Table 4: Treatment of Psoriasis

Modality

Comments

Emollients & keratolytics

Thick moisturizers (e.g., Vaseline, Eucerin®)

Keratolytics (e.g., tar, anthralin, salicylic acid 2-10% in petrolatum)

Topical steroids

See topical steroids table for potency ladder

Use lower potency on face or intertriginous skin to avoid side effects (e.g. atrophy, telangiectasia, or striae)

May need concomitant occlusive dressing at night to penetrate thick plaques.

Never give a systemic steroid to treat psoriasis as it can induce an erythrodermic pustular flare once the steroid is withdrawn

Vitamin D analogs

e.g., calcipotriene (Dovonex®) BID

Take longer than steroids to act but have a longer effect

Use on <40% of the body area and not more than 100 gm/wk to avoid toxicity

Can be used on the scalp and intertriginous areas (no side effects of steroids like atrophy)

Phototherapy

Narrowband or broadband UVB or PUVA (psoralen + UVA)

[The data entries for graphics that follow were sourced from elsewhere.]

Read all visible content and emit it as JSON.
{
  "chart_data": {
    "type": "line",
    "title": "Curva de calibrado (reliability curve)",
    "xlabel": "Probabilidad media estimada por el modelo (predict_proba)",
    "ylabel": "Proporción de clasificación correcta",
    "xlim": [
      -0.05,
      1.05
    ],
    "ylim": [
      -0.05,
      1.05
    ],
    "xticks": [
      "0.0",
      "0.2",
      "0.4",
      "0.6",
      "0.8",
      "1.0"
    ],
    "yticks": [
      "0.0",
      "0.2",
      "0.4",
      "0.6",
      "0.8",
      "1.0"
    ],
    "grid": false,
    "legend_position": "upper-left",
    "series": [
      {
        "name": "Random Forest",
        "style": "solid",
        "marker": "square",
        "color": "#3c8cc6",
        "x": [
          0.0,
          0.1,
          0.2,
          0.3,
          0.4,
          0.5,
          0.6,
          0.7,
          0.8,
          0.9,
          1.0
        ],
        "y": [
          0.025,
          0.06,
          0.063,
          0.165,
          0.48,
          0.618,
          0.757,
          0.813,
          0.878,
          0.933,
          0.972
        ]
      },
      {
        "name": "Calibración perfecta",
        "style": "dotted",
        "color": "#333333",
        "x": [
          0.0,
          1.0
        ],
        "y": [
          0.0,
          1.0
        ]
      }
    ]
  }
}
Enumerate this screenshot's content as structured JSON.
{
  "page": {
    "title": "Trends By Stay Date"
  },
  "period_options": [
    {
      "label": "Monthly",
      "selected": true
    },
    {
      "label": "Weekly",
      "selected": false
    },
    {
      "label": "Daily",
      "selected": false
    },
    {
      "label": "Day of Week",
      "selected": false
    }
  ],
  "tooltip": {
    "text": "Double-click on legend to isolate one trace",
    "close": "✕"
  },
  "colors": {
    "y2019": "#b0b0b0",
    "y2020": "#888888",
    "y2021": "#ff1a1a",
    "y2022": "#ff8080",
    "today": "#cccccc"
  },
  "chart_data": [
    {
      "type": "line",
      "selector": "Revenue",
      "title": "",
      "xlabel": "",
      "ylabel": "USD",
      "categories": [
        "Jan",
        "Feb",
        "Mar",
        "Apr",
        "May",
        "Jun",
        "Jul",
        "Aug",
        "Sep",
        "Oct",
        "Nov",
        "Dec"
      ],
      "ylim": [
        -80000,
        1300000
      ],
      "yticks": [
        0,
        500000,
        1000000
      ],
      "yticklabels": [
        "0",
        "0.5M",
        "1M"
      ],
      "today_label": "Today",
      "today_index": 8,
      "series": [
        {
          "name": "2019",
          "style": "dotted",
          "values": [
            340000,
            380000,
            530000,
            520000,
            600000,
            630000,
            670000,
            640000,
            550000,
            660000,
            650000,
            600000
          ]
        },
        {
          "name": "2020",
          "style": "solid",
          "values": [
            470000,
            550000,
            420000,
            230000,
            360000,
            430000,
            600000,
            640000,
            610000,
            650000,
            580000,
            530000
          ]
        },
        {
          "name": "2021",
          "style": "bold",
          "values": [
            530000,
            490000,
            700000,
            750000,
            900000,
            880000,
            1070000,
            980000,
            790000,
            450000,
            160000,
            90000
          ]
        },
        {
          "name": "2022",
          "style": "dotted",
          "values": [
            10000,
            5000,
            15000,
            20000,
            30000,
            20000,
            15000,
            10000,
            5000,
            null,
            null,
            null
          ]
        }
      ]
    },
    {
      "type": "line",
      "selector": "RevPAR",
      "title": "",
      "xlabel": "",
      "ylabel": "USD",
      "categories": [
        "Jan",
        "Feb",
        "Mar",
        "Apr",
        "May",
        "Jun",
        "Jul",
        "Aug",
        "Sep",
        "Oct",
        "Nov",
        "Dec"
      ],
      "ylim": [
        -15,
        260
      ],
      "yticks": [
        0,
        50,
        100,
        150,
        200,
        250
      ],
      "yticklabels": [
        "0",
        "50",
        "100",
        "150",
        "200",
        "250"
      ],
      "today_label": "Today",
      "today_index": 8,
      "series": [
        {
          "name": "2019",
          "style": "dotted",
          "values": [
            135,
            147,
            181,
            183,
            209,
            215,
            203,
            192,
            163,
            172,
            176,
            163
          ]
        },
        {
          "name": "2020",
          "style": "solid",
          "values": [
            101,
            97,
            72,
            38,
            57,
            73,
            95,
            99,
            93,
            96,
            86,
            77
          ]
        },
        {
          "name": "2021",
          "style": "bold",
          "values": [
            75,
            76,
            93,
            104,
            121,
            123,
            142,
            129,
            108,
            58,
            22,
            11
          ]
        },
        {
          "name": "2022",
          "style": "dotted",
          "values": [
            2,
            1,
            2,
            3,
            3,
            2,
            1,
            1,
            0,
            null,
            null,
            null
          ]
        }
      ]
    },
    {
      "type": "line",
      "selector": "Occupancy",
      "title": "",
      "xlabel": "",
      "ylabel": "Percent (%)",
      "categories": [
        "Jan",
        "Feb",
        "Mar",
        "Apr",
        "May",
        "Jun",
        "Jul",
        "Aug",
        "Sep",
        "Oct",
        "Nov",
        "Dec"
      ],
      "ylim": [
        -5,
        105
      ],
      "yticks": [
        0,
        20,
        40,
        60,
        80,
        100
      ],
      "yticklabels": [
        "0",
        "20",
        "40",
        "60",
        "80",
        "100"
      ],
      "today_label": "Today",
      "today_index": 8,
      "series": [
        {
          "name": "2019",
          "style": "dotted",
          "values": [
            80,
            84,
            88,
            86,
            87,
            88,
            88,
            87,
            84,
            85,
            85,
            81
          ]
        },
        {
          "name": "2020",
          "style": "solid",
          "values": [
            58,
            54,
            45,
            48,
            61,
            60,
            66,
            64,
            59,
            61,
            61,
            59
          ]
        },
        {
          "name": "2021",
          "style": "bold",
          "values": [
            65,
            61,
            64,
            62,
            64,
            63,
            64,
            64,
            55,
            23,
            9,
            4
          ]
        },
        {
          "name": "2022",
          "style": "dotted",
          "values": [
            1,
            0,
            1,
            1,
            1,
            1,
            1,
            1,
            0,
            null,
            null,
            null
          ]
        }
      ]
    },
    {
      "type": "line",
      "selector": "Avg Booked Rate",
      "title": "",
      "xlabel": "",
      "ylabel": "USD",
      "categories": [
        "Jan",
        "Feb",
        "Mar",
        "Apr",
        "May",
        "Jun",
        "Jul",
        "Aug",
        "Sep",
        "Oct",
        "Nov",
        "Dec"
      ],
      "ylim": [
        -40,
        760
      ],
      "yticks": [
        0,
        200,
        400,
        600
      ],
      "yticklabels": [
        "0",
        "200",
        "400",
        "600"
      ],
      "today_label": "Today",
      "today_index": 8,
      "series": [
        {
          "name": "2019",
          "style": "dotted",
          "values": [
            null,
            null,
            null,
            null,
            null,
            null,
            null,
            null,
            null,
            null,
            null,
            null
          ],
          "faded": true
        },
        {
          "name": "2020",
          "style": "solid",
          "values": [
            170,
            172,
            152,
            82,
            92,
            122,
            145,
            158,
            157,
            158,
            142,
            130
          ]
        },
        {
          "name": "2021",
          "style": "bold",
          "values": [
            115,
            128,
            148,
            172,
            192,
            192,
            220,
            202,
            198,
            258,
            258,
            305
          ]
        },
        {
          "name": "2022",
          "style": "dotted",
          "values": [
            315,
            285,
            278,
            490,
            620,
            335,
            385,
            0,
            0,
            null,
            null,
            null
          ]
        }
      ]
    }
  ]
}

Can be used if topicals are not sufficient and the patient has too many morbidities for systemic immunosuppression

Other (use for >10% BSA)

Intralesional steroids (for few, small lesions), retinoids, MTX, cyclosporine, apremilast (PDE4 inhibitor), biologics (ex TNF inhibitors and IL12/23 inhibitors, many new agents in this category)

 

References

Nestle FO, Kaplan DH, Barker J. Psoriasis. N Engl J Med. 2009;361(5):496-509.

Schon MP, Boehncke WH. Psoriasis. N Engl J Med. 2005;352(18):1899-912.          

Weigle N, McBane S. Psoriasis. Am Fam Physician. 2013 May 1;87(9):626-33.

Habif TP. Clinical Dermatology: A Color Guide to Diagnosis and Therapy - Chronic Pruritus. 6th Edition, Saunders. 2015: p215-217.